Authentication

All API requests must be authenticated using HTTP Basic Authentication. The REST APIs use a two-step process to authenticate a client application and authorize access to resources:

  1. Obtain a session token using an application ID and secret.
  2. Provide the session token as an HTTP Authorization Bearer header to access a resource.
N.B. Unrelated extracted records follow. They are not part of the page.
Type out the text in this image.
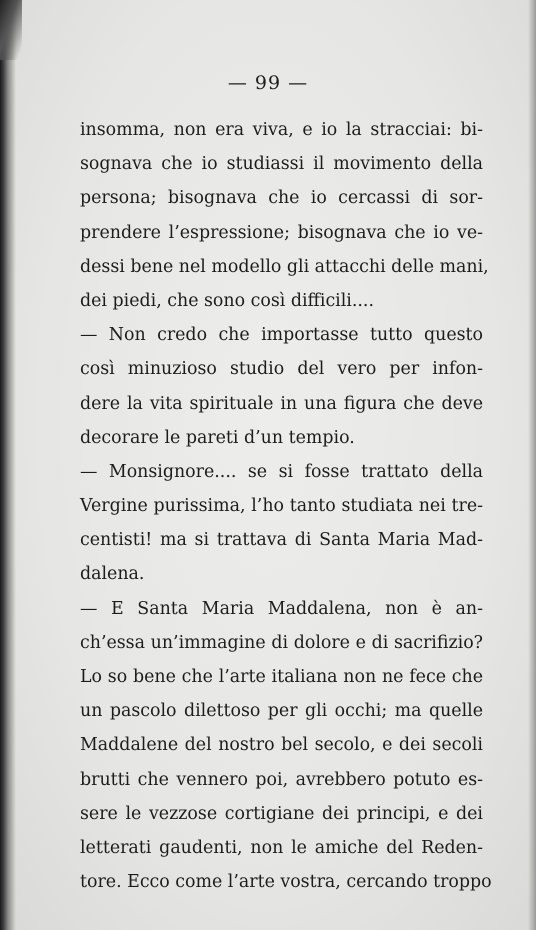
— 99 —
insomma, non era viva, e io la stracciai: bi-
sognava che io studiassi il movimento della
persona; bisognava che io cercassi di sor-
prendere l’espressione; bisognava che io ve-
dessi bene nel modello gli attacchi delle mani,
dei piedi, che sono così difficili....
— Non credo che importasse tutto questo
così minuzioso studio del vero per infon-
dere la vita spirituale in una figura che deve
decorare le pareti d’un tempio.
— Monsignore.... se si fosse trattato della
Vergine purissima, l’ho tanto studiata nei tre-
centisti! ma si trattava di Santa Maria Mad-
dalena.
— E Santa Maria Maddalena, non è an-
ch’essa un’immagine di dolore e di sacrifizio?
Lo so bene che l’arte italiana non ne fece che
un pascolo dilettoso per gli occhi; ma quelle
Maddalene del nostro bel secolo, e dei secoli
brutti che vennero poi, avrebbero potuto es-
sere le vezzose cortigiane dei principi, e dei
letterati gaudenti, non le amiche del Reden-
tore. Ecco come l’arte vostra, cercando troppo
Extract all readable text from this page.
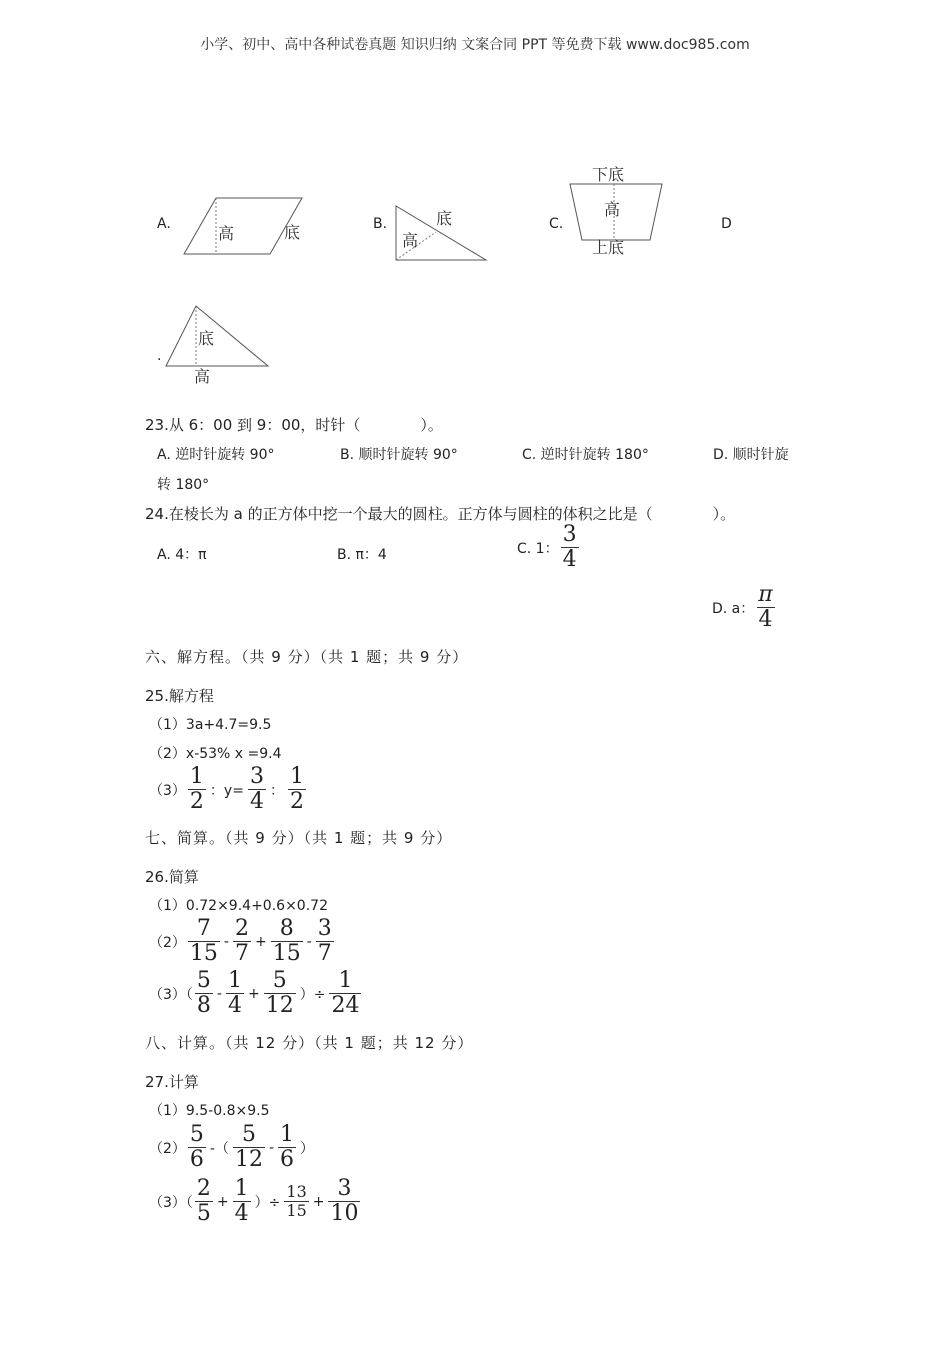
小学、初中、高中各种试卷真题 知识归纳 文案合同 PPT 等免费下载 www.doc985.com
A.	高	底	B.
高
底	C.
下底
高
上底
D
.
底
高
23.从 6：00 到 9：00，时针（　　　　）。
A. 逆时针旋转 90°	B. 顺时针旋转 90°	C. 逆时针旋转 180°	D. 顺时针旋
转 180°
24.在棱长为 a 的正方体中挖一个最大的圆柱。正方体与圆柱的体积之比是（　　　　）。
A. 4：π	B. π：4	C. 1： $\frac{3}{4}$
D. a： $\frac{\pi}{4}$
六、解方程。（共 9 分）（共 1 题；共 9 分）
25.解方程
（1）3a+4.7=9.5
（2）x-53% x =9.4
$(3) \frac{1}{2}$ ：$y= \frac{3}{4}$ ： $\frac{1}{2}$
七、简算。（共 9 分）（共 1 题；共 9 分）
26.简算
（1）0.72×9.4+0.6×0.72
$(2) \frac{7}{15} - \frac{2}{7} + \frac{8}{15} - \frac{3}{7}$
$(3)( \frac{5}{8} - \frac{1}{4} + \frac{5}{12}$ ）÷ $\frac{1}{24}$
八、计算。（共 12 分）（共 1 题；共 12 分）
27.计算
（1）9.5-0.8×9.5
$(2) \frac{5}{6}$ -（ $\frac{5}{12} - \frac{1}{6}$ ）
$(3)( \frac{2}{5} + \frac{1}{4}$ ）÷ $\frac{13}{15} + \frac{3}{10}$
First, you must create an application on the Developer Portal to obtain an application ID and secret for sandbox and production endpoints.

Information about how to create applications will be announced when the EQP REST API is publicly released.

Session Token

You must use an application ID and secret to obtain a session token. See the following list for examples of an application ID and secret:

  • id—AQ17NZ49WC
  • secret—8820c99614d65f923df7660276f20e029d73e2ca

The following endpoint grants an application session token:

1
POST /rest/v1/apps/session/token

You must specify the grant type in the request body:

1
2
3
{
   “grant_type”: “session”
}

The API supports the session grant type only.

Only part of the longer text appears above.